Là-dessus, par un comble de malchance, je rencontre le directeur littéraire d'un grand hebdomadaire de gauche, qui me dit : "j'ai lu Nexus, c'est toujours la même chose. Pour le coup, j'éclate : "Qu'est-ce qui ressemble plus à une toile de Van Gogh, lui dis-je, qu'une autre toile de Van Gogh?"

C'est pourquoi, aujourd'hui, je ne parlerai pas spécialement de "la même chose". Mais puisque nous avons avec Miller la chance d'avoir un écrivain qui, comme Proust, Balzac et tous les grands, explore son univers, qui est toujours le même, je vais tenter de dire, une bonne fois, ce que c'est que cet univers ; et pourquoi je le parcours depuis dix ans, persuadé que je ne le parcourrai jamais tout entier. Car Miller lui-même, la mort le prendra toujours dans les premiers pas d'une exploration sans limite.

Pour comprendre Miller il faut naturellement avoir une idée de ce que c'est que l'épopée ; et de ce que c'est que l'Amérique planétaire de cet homme. Car, depuis vingt ans, cet homme se collette tout seul sur le mode épique avec un continent. De nos jours, l'épopée est devenue individuelle ; les géants qu'elle défie s'appellent l'argent, les bureaux, la Compagnie générale des télégraphes dans Capricorne. Lisez les pages innombrables de la Crucifixionen rose dont Nexus constitue le dernier volume : un homme seul y porte à son point de fusion son propre destin, avec le souffle et la puissance des poètes épiques. Le monstre qu'il affronte s'appelle l'Amérique - il la retrouve partout - et peu m'importe ce qu' elle est, si telle est l'Amérique du poète, celle qui l'a poussé à ce paroxysme de solitude, de ferveur; de frénésie.

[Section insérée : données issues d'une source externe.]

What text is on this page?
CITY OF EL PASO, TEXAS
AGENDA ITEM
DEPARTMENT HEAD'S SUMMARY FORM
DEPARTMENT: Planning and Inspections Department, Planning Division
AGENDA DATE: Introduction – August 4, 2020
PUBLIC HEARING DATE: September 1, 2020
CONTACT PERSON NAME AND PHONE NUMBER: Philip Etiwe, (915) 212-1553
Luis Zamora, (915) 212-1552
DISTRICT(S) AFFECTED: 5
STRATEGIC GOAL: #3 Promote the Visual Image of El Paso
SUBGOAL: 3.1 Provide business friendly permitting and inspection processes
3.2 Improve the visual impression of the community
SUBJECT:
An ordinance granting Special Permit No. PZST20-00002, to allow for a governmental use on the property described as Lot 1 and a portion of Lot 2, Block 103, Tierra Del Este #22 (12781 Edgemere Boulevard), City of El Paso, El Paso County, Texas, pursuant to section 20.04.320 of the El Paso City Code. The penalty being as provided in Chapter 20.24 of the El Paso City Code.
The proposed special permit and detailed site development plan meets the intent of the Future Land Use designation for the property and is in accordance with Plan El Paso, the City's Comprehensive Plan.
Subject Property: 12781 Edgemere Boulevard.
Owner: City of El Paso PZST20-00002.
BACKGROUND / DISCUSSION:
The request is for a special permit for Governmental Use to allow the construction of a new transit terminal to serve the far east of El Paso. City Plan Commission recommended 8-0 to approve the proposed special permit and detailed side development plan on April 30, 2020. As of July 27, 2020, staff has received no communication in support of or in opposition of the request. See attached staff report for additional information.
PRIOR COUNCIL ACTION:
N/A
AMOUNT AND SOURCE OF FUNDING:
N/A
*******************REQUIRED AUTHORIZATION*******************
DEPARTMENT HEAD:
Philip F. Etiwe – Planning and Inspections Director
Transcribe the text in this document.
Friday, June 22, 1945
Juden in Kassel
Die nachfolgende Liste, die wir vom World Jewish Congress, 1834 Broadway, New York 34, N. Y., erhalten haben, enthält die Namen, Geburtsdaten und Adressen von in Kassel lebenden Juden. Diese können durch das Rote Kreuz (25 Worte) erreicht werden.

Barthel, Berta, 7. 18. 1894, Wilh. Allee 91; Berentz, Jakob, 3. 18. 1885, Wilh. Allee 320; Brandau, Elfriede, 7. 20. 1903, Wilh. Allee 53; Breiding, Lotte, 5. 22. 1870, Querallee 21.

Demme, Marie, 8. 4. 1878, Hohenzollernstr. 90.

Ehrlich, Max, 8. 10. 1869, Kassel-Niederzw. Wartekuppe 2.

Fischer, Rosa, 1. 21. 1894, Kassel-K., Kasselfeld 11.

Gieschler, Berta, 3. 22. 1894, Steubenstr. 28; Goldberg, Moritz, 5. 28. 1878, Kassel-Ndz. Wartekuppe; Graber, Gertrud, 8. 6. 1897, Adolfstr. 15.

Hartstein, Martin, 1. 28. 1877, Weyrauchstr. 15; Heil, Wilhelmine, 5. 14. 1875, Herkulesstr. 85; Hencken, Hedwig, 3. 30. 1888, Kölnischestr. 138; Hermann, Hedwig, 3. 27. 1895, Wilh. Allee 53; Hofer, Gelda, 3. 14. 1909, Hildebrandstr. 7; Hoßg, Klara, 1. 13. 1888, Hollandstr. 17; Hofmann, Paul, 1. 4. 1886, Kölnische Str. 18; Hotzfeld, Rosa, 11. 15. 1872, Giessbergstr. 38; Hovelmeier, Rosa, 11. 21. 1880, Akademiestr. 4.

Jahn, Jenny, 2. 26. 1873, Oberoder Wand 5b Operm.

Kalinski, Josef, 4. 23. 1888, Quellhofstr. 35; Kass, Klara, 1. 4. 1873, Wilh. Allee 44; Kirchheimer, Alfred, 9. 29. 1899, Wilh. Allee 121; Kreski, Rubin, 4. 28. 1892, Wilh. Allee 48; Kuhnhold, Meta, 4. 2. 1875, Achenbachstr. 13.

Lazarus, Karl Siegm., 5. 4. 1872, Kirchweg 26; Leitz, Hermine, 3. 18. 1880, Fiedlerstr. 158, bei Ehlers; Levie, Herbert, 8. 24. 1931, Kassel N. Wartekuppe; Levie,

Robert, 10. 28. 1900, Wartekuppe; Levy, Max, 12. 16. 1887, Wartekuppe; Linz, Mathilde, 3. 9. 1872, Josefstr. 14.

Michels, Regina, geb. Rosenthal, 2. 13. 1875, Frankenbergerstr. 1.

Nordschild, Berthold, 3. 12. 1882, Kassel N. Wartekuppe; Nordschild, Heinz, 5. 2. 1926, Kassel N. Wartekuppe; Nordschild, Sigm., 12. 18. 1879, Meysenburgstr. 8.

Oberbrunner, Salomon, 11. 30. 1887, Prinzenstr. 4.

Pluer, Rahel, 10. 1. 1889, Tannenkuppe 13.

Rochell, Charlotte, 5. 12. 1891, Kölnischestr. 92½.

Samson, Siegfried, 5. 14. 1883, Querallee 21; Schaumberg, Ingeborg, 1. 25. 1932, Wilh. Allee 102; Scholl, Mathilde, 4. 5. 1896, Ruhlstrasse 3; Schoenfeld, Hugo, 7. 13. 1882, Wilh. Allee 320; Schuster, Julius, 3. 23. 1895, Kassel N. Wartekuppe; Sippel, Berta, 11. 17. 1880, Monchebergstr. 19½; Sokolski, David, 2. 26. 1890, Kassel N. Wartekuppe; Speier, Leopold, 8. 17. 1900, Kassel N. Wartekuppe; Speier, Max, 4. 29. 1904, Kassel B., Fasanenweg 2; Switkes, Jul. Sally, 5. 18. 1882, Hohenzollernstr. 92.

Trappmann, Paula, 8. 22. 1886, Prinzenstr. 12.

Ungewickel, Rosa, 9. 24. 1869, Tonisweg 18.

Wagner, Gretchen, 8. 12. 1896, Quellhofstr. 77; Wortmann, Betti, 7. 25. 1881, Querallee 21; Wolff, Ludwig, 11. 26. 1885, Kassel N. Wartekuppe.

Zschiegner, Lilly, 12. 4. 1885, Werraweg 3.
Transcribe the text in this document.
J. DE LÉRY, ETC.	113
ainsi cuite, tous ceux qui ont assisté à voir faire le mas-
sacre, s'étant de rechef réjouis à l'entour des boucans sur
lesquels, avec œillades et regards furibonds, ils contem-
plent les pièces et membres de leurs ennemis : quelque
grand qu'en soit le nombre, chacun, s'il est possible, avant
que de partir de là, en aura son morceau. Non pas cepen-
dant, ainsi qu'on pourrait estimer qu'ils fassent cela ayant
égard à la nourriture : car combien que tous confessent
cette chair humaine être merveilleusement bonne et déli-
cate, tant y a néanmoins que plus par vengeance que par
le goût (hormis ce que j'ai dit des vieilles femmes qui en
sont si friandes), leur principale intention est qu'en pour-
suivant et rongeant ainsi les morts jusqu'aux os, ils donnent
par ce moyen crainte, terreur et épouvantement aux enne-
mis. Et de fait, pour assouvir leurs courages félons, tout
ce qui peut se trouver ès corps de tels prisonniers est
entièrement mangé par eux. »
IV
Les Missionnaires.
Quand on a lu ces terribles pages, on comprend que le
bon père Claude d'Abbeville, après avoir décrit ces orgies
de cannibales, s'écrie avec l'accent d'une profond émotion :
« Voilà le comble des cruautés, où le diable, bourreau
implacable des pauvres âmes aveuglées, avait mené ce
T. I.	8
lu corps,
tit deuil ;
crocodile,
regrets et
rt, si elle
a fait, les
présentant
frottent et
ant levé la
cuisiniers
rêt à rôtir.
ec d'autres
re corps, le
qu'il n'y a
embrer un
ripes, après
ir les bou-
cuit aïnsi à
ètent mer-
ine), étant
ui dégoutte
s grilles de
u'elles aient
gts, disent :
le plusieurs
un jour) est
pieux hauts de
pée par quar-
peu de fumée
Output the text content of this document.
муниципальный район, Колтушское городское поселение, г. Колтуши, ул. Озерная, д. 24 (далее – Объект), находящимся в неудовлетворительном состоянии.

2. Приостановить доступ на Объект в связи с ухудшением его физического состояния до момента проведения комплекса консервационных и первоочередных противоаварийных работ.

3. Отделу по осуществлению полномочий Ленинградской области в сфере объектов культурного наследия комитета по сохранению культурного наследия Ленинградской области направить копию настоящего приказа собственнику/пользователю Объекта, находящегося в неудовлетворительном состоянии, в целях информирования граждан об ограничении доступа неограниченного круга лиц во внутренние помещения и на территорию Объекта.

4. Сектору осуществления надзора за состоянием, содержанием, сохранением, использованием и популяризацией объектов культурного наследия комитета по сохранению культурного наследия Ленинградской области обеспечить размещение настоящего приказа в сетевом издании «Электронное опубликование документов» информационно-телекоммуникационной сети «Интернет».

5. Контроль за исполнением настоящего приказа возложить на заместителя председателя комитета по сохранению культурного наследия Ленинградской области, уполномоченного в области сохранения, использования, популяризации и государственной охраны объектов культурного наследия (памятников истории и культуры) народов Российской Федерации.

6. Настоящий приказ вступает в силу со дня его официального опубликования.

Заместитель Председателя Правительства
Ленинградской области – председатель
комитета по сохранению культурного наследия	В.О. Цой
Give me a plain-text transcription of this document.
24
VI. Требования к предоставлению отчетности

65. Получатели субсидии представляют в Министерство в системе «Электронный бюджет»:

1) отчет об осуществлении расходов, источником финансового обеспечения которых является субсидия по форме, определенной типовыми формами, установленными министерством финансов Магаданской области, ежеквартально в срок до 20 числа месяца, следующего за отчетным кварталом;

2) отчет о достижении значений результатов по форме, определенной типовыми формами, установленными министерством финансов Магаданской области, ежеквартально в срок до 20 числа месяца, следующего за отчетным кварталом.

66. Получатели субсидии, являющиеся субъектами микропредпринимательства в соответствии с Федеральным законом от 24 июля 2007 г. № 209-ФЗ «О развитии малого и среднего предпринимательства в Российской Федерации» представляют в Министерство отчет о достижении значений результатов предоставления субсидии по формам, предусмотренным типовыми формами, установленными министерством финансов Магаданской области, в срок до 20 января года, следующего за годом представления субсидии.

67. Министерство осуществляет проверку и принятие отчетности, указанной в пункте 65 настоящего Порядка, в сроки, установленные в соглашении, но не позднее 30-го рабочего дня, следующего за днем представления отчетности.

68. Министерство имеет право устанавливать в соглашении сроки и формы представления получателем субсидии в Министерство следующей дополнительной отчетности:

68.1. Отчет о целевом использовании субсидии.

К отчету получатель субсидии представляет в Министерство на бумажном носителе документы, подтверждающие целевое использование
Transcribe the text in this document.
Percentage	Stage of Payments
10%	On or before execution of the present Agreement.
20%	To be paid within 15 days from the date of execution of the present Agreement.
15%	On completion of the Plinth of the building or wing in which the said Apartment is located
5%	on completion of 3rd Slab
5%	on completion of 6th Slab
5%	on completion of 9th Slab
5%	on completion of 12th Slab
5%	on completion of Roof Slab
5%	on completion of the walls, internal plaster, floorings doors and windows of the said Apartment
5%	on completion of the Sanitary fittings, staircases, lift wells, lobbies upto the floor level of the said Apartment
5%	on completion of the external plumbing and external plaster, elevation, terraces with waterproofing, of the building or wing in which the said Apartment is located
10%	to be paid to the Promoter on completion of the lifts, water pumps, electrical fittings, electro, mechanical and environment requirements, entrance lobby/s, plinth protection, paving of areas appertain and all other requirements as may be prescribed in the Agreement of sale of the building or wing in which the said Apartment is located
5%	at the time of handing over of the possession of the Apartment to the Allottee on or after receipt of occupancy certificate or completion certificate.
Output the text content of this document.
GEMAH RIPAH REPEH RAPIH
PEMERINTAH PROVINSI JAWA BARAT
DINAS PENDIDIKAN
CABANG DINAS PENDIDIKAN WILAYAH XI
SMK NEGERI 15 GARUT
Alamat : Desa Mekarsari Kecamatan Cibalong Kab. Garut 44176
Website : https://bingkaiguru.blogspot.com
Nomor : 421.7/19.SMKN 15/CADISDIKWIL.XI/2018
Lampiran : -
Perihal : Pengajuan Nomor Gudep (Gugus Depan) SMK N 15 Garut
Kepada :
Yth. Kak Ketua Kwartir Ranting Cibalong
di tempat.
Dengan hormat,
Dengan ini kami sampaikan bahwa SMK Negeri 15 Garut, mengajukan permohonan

Je veux que l'Amérique soit celle du poète Miller comme je veux que la Provence soit celle de Van Gogh. Voici donc ce continent chaotique, ratissé, épousseté, gominé, et pourtant sauvage, désespéré, sans rival dans la déréliction. Miller le parcourt en tous sens, le prend à pleines mains, le porte au verbe; il faut que sa seule voix couvre le bruit de tout un continent ; il faut que par sa seule voix un continent entier soit objet de la parole et se soumette à la parole. Tantôt repoussé, rejeté, comme un rat mort - "j ai été éjecté comme une cartouche" - tantôt soulagé par sa mission et possédé d'une folie créatrice sans exemple, le poète ne cesse jamais de s'exercer à la victoire.
 

Il faut enfanter la parole au milieu d'un silence immense; il faut que la parole soit plus forte que le béton armé des buildings, plus forte que l'acier, et l'argent, et la nuit de New York. Seule l'épopée de la personne est à l'échelle d'une entreprise si folle. Épopée moderne de la rivalité du langage avec les choses : et nous venons, Européens, avec nos millénaires, mesurer nos astuces et nos diversités dans ce duel sans témoins du poète avec le désert!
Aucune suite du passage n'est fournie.